# Lost snake - found



## Pebble (10 d ago)

I was not aware that milk snakes are such good escape artists until recently. I got a baby milk snake back in November and she vanished less than a week later. I didn't even have a chance to feed her.

Well yesterday I found her just sitting in the middle of the kitchen. I honestly thought I was hallucinating. She isn't injured at all but lord was she hungry. I did a quick weight check (11g) and measured her (13in). She took her mouse instantly, after attempting to eat my thumb.

She's now happy and warm in her new tank with a locking lid.

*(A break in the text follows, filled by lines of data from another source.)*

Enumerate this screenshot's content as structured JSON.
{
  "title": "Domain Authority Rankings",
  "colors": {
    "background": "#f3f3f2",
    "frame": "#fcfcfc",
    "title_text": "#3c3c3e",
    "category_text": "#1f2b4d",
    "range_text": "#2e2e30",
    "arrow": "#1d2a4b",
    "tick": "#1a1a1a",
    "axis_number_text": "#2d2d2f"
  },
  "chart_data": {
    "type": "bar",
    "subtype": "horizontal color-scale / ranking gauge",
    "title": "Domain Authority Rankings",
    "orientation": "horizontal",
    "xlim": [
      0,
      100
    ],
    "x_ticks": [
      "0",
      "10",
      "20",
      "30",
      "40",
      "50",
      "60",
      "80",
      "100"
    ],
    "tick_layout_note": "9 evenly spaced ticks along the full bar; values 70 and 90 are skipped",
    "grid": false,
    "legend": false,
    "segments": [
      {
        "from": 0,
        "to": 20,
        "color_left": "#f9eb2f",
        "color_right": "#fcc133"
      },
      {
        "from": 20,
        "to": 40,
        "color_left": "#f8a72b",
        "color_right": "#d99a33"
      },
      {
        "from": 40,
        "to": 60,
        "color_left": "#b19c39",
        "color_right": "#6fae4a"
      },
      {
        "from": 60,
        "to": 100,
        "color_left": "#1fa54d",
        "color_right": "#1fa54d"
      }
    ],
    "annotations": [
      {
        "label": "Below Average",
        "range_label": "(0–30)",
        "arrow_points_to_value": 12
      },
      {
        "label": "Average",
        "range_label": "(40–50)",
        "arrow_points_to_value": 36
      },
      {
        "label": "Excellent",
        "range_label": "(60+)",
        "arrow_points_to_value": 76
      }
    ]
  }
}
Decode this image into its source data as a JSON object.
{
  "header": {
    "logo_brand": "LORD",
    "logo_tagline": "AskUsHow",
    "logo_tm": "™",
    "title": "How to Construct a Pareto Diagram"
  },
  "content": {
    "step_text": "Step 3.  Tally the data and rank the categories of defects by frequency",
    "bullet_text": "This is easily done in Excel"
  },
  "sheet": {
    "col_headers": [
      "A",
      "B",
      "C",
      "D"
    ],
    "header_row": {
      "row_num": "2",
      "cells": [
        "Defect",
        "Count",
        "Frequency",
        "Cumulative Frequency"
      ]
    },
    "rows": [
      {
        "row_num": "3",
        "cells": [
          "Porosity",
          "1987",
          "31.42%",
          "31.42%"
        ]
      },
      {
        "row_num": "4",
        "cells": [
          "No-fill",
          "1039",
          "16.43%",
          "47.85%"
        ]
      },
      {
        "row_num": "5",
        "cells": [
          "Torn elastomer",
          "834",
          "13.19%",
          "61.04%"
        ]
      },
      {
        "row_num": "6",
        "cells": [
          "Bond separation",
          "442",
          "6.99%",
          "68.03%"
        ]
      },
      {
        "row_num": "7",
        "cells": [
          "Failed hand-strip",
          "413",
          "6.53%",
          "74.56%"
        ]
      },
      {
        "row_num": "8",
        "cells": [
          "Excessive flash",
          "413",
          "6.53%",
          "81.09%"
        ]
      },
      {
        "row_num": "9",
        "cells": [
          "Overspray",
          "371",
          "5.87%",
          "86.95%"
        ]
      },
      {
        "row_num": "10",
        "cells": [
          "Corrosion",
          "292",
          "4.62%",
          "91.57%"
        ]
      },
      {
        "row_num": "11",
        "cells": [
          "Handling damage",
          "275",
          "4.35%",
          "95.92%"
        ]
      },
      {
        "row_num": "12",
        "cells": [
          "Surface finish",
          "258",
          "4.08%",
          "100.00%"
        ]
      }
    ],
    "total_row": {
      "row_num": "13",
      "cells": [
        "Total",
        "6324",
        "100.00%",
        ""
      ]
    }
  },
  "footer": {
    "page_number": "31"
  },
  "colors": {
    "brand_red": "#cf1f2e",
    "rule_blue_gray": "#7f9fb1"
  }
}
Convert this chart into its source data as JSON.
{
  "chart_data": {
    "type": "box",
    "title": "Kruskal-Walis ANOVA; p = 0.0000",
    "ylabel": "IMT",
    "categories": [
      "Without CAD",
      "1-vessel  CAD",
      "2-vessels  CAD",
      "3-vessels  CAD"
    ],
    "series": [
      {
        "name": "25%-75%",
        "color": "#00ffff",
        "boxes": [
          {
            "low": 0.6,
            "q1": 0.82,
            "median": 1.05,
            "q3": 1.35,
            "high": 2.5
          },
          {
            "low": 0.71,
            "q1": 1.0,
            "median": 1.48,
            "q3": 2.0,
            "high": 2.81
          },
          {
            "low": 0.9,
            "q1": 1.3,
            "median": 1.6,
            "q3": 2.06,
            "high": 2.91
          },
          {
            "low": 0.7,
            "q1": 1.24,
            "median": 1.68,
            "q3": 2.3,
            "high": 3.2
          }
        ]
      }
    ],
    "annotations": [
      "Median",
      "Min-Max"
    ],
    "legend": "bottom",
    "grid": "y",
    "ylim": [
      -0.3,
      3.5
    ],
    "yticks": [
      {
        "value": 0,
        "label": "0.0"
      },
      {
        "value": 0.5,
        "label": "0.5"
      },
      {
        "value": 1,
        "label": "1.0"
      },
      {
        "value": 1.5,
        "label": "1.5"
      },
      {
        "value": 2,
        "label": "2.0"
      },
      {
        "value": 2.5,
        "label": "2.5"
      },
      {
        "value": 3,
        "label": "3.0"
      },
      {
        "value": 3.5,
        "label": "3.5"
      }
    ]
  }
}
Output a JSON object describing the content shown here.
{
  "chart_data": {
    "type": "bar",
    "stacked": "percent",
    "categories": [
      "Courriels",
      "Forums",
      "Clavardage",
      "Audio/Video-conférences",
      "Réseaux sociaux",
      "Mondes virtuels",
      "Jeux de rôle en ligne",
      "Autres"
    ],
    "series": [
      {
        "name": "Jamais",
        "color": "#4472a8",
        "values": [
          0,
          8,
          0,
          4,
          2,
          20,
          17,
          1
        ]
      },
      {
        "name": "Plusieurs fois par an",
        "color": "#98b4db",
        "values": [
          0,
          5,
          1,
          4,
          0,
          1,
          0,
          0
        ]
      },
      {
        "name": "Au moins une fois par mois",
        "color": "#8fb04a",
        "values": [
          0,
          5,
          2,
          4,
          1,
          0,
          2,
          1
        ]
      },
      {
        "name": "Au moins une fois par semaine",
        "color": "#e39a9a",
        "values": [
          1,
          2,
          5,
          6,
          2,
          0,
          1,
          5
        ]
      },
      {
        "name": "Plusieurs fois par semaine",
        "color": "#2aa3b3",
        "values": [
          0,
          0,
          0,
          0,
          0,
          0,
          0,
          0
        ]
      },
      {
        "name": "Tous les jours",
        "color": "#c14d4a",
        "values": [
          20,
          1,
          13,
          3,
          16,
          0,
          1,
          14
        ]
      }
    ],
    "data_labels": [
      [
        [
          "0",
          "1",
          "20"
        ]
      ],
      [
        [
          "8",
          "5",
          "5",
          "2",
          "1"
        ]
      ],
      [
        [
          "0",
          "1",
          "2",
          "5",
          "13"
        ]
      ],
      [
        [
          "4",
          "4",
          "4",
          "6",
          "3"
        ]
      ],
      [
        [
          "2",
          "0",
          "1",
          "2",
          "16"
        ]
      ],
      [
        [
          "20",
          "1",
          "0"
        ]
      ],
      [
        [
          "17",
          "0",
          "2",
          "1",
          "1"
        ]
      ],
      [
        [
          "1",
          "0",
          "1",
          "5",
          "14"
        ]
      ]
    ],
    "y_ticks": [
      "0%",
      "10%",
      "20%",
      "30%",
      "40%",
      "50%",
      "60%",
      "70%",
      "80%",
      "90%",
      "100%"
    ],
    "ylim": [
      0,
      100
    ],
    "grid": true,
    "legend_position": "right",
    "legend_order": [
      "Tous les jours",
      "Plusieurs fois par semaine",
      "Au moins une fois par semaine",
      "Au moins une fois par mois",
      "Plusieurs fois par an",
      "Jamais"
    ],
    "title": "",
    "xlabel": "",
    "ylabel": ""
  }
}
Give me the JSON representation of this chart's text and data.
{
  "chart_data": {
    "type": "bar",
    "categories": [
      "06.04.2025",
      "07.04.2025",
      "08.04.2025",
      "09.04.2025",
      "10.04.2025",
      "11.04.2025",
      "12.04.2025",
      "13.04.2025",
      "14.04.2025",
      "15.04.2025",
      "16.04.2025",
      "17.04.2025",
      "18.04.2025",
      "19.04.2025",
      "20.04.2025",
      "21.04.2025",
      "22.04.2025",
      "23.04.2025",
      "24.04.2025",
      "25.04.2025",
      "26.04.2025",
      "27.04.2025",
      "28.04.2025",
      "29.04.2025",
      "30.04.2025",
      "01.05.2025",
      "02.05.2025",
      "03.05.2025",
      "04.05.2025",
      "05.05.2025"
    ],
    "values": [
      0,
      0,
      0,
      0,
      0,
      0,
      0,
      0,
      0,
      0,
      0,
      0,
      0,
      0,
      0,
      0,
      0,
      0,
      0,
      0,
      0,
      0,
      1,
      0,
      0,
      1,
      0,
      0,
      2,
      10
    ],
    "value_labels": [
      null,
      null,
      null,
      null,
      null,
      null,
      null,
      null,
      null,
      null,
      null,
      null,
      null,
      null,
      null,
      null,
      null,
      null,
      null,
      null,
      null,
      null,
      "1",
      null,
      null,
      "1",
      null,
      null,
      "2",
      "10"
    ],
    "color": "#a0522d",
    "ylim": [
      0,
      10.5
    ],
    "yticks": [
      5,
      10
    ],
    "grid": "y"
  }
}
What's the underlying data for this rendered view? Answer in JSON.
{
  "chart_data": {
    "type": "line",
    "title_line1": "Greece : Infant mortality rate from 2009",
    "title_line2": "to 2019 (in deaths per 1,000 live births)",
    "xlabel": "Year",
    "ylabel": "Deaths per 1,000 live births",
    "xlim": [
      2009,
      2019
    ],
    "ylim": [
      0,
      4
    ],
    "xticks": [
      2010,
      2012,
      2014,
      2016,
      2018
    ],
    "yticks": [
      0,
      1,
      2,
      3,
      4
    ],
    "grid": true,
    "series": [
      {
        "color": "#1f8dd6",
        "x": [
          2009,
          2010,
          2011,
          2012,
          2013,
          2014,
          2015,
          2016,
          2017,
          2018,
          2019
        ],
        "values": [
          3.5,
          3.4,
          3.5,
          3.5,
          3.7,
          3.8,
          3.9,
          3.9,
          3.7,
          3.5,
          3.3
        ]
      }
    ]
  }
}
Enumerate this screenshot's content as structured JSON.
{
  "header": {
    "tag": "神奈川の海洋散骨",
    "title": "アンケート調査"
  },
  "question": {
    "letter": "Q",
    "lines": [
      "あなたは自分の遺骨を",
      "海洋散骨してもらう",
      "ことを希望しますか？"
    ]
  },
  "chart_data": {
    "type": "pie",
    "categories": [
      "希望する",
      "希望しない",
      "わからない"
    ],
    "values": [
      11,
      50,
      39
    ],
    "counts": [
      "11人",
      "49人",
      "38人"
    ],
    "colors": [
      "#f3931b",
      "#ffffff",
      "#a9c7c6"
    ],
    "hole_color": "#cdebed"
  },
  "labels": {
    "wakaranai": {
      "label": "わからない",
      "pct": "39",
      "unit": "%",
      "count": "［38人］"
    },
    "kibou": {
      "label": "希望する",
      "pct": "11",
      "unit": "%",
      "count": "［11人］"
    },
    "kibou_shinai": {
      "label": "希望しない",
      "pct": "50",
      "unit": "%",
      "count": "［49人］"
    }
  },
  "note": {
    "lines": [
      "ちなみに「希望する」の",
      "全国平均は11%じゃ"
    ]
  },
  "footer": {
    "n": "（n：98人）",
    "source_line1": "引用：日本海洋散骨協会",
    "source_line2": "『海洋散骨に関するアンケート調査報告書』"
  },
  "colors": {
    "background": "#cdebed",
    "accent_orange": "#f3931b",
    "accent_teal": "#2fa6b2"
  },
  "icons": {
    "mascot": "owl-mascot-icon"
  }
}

She seemed to relax almost instantly.

















(Please ignore my sister's messy bathroom)

Has anyone else had escape artists snakes? Where do they normally go? I feel like everytime I talk to someone about it they look at me like I'm a failure 🥲


----------



## Pirate7 (Apr 7, 2008)

Glad you found her. 

I have plenty, but my best one is when I moved house, removal company took down the big viv from the old house and rebuilt it in the new, I didn't bother checking it like an absolute *moron, *the boa found the dislodged vent and escaped. I went to take my hedgehog to a friends house as I was flying off to Ukraine a few hours later, as I got back home I saw the snakes tail just go behind the toilet in the en-suite. So a few hours before needing to be at the airport I was smashing up the bathroom to no avail. I got a facebook message from my parents when I was in Chernobyl (good connectivity in the zone!!) that the snake is currently on the bed, they shut the door on the en suite and left the snake just browsing the room. I came back to a smashed TV and a snake looking at me with the look of "it wasn't me". 

Always check the vents!!!!!!!!


----------